Purdue researchers found that Blitz volunteers proved consistently able to estimate nitrogen concentrations in the water with "moderate to substantial agreement to lab values," said Indrajeet Chaubey, principal author of the study and professor of ecohydrology.
"Volunteers' analysis of nitrogen levels were directionally correct," he said. "When you hone in on exact numbers, the accuracy gets cloudier, but the values are generally true. This suggests that citizen scientists can provide meaningful and highly valuable data for watershed groups."
According to the U.S. Environmental Protection Agency, 52 percent of assessed streams in the U.S. have degraded water quality. Agricultural operations, in particular, can be sources of nitrogen, phosphorus and sediment, which can leach or drain off into waterways.
The majority of the land that drains to the Wabash River is used for row crop agriculture, and the watershed is also home to the urban areas of West Lafayette and Lafayette.
Monitoring water quality can be a complex and costly undertaking, and capturing a glimpse of the entire Wabash watershed was far beyond capability of the staff of the Wabash River Enhancement Corp., a nonprofit agency that leads efforts to improve the river and its tributaries.
In 2009, WREC, partnering with Purdue researchers, created the Wabash Sampling Blitz to recruit, train and deploy community volunteers in a large-scale, simultaneous data collection effort. Volunteers travel to assigned sites in the watershed where they measure water transparency and temperature in stream and collect and assess water samples using field test strips that change color according to nutrient and contaminant concentrations.
"The impetus of the Blitz was the question 'What does water quality for the whole watershed look like?' " said study co-author Ron Turco, professor of soil microbiology. "We'd never seen the entire watershed in a six-hour period. The Blitz accomplishes that goal completely."
The Blitz acts as a screening tool, revealing "hot spots" in the watershed that could need more attention and effort.
While volunteer-analyzed nitrogen values were on par with laboratory-analyzed values, the results for orthophosphates, another group of nutrients, were spottier. Chaubey attributed this to the limits of the field test strips.
"Orthophosphates are generally very low in rivers, and the test strips are made to test for higher concentrations," he said.
The researchers emphasized that the value of community science efforts goes far beyond the data.

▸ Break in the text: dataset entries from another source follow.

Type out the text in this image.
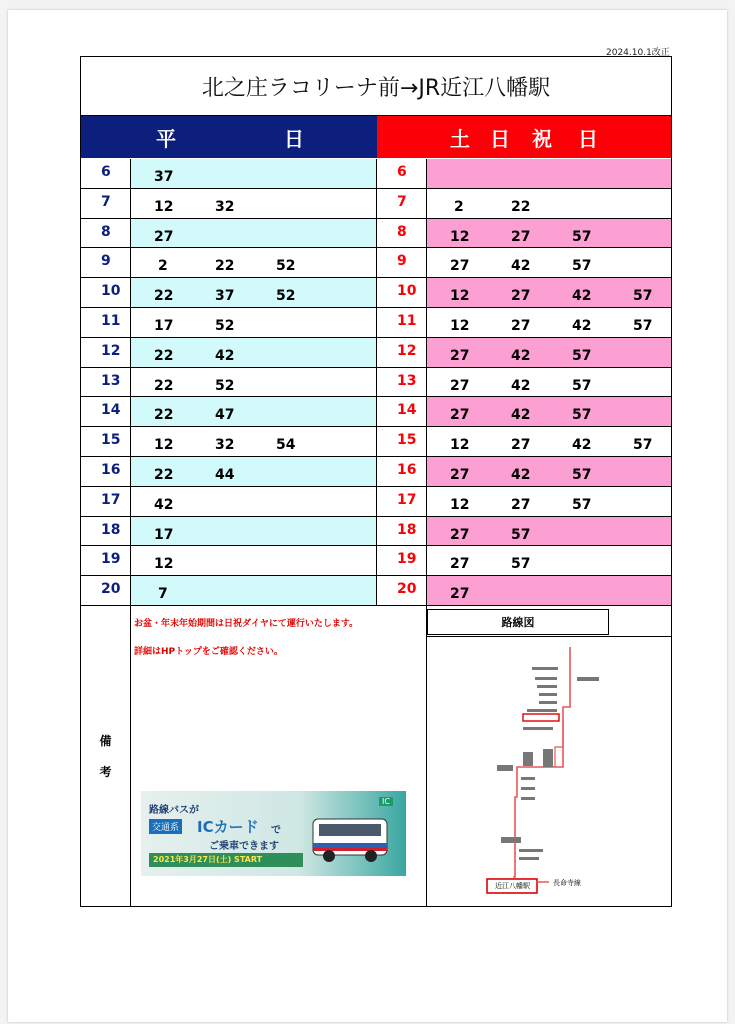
2024.10.1改正
北之庄ラコリーナ前→JR近江八幡駅
平	日	土 日 祝 日
6	37	6
7	12	32	7	2	22
8	27	8	12	27	57
9	2	22	52	9	27	42	57
10	22	37	52	10	12	27	42	57
11	17	52	11	12	27	42	57
12	22	42	12	27	42	57
13	22	52	13	27	42	57
14	22	47	14	27	42	57
15	12	32	54	15	12	27	42	57
16	22	44	16	27	42	57
17	42	17	12	27	57
18	17	18	27	57
19	12	19	27	57
20	7	20	27
備
考
お盆・年末年始期間は日祝ダイヤにて運行いたします。
詳細はHPトップをご確認ください。
路線バスが
交通系 ICカード で
ご乗車できます
2021年3月27日(土) START
IC
路線図
近江八幡駅	長命寺線
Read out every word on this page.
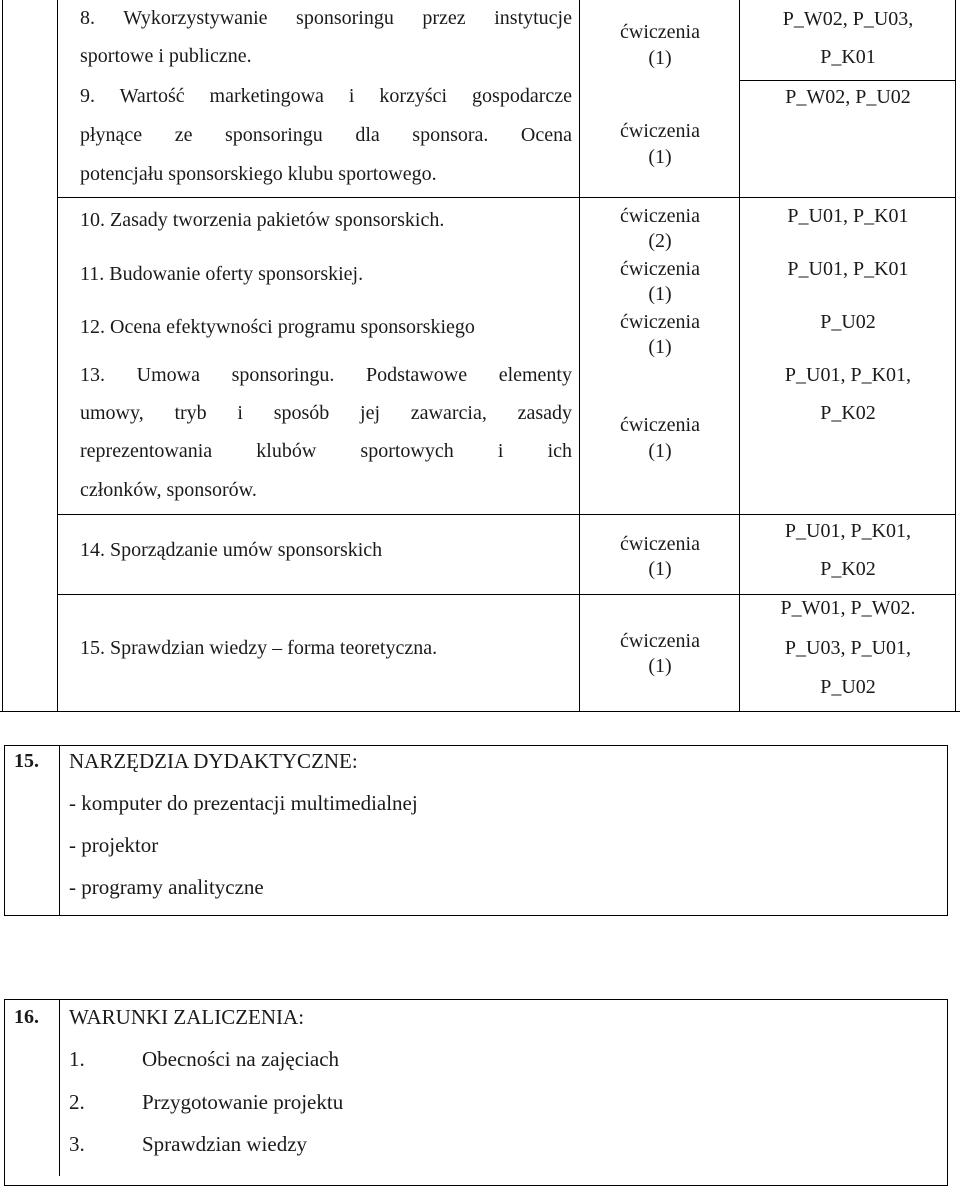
8. Wykorzystywanie sponsoringu przez instytucje
sportowe i publiczne.
ćwiczenia
(1)
P_W02, P_U03,
P_K01
9. Wartość marketingowa i korzyści gospodarcze
płynące ze sponsoringu dla sponsora. Ocena
potencjału sponsorskiego klubu sportowego.
ćwiczenia
(1)
P_W02, P_U02
10. Zasady tworzenia pakietów sponsorskich.	ćwiczenia
(2)
P_U01, P_K01
11. Budowanie oferty sponsorskiej.	ćwiczenia
(1)
P_U01, P_K01
12. Ocena efektywności programu sponsorskiego	ćwiczenia
(1)
P_U02
13. Umowa sponsoringu. Podstawowe elementy
umowy, tryb i sposób jej zawarcia, zasady
reprezentowania klubów sportowych i ich
członków, sponsorów.
ćwiczenia
(1)
P_U01, P_K01,
P_K02
14. Sporządzanie umów sponsorskich	ćwiczenia
(1)
P_U01, P_K01,
P_K02
15. Sprawdzian wiedzy – forma teoretyczna.	ćwiczenia
(1)
P_W01, P_W02.
P_U03, P_U01,
P_U02
15. NARZĘDZIA DYDAKTYCZNE:
- komputer do prezentacji multimedialnej
- projektor
- programy analityczne
16. WARUNKI ZALICZENIA:
1.	Obecności na zajęciach
2.	Przygotowanie projektu
3.	Sprawdzian wiedzy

The Blitz also helps the public understand the link between what happens in the landscape and how it affects local waterways, Chaubey said.
"The Blitz requires a lot of time, effort and coordination, but the returns are tremendous: a snapshot of the entire watershed, increased awareness of water quality issues and the opportunity to bring science to citizens and educate them on what they can do to protect water quality," he said.